Perseus software41 was used to perform data analysis and extraction. The LFQ intensities were transformed using log 2 function. The extracted data were further processed and visualized with OriginLab 2017. Global scaling normalization was achieved using scaling coefficients calculated as the ratio of peptide abundance to the median peptide abundance measured for each loading set. CVs were defined as the standard deviation of normalized intensities divided by the mean intensity across the processing replicates of the same loading. The Violin plot was generated with an online tool (BoxPlotR, http://shiny.chemgrid.org/boxplotr/)42.

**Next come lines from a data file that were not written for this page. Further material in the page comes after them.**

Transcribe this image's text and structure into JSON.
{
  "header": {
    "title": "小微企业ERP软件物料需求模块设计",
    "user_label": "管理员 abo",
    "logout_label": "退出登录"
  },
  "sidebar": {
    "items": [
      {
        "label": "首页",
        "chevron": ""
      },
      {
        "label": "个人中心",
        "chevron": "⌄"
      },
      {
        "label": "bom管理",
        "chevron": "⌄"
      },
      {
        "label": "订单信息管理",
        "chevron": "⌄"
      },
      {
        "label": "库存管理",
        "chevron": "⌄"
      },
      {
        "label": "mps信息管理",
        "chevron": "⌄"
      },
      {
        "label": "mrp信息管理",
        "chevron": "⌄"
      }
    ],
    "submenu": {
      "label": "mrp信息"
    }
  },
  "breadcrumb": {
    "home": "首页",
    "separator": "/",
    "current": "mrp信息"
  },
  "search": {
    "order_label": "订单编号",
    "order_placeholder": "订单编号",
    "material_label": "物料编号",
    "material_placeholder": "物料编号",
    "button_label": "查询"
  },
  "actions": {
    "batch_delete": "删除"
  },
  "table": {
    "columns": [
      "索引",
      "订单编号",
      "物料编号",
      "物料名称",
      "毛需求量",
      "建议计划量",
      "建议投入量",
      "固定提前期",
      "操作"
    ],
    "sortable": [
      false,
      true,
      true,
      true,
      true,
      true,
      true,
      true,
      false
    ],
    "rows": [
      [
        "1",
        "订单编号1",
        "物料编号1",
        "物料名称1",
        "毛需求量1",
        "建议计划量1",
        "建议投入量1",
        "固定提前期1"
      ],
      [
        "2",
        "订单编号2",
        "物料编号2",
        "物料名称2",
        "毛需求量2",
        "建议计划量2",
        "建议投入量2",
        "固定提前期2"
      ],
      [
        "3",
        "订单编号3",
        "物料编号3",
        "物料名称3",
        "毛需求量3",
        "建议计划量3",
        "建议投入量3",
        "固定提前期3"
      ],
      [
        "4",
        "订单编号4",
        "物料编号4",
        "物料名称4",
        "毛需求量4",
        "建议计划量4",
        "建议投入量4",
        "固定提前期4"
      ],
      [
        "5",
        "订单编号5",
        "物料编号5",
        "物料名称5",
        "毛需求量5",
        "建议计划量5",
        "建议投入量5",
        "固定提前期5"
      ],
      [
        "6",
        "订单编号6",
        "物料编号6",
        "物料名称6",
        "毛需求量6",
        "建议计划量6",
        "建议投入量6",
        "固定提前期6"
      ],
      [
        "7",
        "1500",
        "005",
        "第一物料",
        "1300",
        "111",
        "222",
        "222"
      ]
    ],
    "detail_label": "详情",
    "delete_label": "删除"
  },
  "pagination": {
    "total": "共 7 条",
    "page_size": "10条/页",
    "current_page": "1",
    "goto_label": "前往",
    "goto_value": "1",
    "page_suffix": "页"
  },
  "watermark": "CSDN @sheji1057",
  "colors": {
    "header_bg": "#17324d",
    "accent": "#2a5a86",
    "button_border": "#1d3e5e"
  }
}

To identify differentially expressed proteins between non-diabetic and T1D islets, the dataset was filtered to contain three valid values in at least one group. The missing values were imputed from normal distribution with a width of 0.3 and a down shift of 1.8. Two-sample t test was applied with the Benjamini–Hochberg procedure43 for FDR control. A q value cutoff of 0.02 and a fold-change >2 were applied to identify proteins with significant abundance differences between T1D and control islets. The dataset was also analyzed with the same statistical procedure without imputation (Supplementary Data 1 and Supplementary Figure 16).

Data availability

The mass spectrometry proteomic data have been deposited to the ProteomeXchange Consortium via the PRIDE partner repository44 with the dataset identifier PXD006847.